Haven't heard a peep since mine was changed some 2 or more years ago.:thumbup:


----------



## Philm35 (Aug 19, 2010)

Took it to the dealership last thursday. I played a recording of the noise I made on my iPhone for the service advisor. It wouldn't make the noise for them. Same on Friday. They won't do any repairs until they hear the noise themselves. 

Sigh.


----------



## stoked335d (Jan 4, 2010)

I thought there was a recall on that belt.


----------



## Axel61 (Mar 10, 2011)

Philm video it and show it to the SA thats what I did here in Puerto Rico and they fix it after that, video will convince them


----------



## boooomer (Apr 23, 2010)

Philm35 said:


> Took it to the dealership last thursday. I played a recording of the noise I made on my iPhone for the service advisor. It wouldn't make the noise for them. Same on Friday. They won't do any repairs until they hear the noise themselves.
> 
> Sigh.


FWIW My dealer replaced the belt without having to duplicate the problem. Good thing as it only made the squeal on first starting up after sitting at least overnight and the ambient temp in the upper 80's. It only squealed when the AC was on. Difficult to duplicate without having to keep the car overnight.
The repair order referenced "SIB 64 08 11"
& "DEFECT CODE 11 28 03 39 00". They also replaced the AC compressor - though I thought that the AC was ok.


----------



## BB_cuda (Nov 8, 2011)

My car has never done this. New to my work parking lot is another 335D. The person started driving it into work about a week ago. Yesterday, when i was walking out to the lot a heard a loud squeeling sound. I saw a car from far away coming towards me with same squeel getting louder and louder . It was the other 335D. Lady says they bought it in October 2011 but i don't know its production date.


----------



## KeithS (Dec 30, 2001)

Mine only does this when it's very hot outside, and the car has been closed up and is extremely hot inside. Then when you start the AC the compressor it's under an extreme and abnormal load for the first minute or 2. I found if you just let the car idle for a minute or 2 before driving off, you can be saved from the embarrassment.

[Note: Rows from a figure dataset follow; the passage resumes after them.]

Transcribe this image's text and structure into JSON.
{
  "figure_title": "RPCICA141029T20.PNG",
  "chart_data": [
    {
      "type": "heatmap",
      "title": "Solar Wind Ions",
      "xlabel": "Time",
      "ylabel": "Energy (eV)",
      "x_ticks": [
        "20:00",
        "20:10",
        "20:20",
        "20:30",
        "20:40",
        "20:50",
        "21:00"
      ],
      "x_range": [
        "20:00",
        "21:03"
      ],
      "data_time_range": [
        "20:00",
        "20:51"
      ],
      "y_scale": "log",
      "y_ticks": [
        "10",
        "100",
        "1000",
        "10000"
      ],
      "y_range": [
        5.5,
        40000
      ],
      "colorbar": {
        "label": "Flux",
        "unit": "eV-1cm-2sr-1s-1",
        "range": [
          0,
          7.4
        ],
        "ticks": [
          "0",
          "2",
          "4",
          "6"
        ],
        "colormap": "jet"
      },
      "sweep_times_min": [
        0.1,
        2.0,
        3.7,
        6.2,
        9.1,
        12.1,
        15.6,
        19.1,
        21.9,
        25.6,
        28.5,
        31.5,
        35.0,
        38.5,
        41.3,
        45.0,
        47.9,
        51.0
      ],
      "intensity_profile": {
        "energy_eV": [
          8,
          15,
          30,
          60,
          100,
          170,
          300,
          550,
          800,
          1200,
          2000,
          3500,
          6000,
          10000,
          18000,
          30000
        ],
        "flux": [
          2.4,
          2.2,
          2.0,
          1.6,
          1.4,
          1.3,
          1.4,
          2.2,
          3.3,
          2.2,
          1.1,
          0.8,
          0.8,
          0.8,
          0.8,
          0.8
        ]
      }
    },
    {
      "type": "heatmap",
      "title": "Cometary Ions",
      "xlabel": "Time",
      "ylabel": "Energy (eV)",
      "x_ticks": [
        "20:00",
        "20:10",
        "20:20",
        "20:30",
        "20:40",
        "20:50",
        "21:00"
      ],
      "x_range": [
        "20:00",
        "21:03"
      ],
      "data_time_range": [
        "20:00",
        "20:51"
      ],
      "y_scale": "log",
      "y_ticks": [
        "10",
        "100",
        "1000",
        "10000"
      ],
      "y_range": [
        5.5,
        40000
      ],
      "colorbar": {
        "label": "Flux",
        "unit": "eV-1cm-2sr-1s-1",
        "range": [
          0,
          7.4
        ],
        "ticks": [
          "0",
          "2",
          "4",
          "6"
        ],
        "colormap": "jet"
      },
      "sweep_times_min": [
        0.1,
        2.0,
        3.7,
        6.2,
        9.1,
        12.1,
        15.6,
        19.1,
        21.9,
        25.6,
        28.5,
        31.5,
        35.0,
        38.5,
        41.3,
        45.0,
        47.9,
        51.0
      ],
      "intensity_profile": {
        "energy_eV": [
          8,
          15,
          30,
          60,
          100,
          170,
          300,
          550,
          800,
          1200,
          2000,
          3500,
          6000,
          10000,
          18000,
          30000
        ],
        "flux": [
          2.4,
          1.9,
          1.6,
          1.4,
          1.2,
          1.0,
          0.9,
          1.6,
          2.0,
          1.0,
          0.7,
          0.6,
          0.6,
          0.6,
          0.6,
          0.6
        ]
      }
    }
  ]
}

The fix is to install the belt from a different (the wrong) BMW model which is just a little shorter and tighter so it will not slip. There is a tech bulletin on this. If the dealer replaces with the belt as indicated in the parts list, nothing will be changed and it will still squeal.


----------



## taibanl (Oct 3, 2010)

To reproduce

Ac off
Park car at least 1hr, pref 3hrs in 80F or above

Start car,
Before allowing car to cool: ac on

She'll squeal like a banshee after 15 seconds. 


Sent from BimmerApp mobile app


----------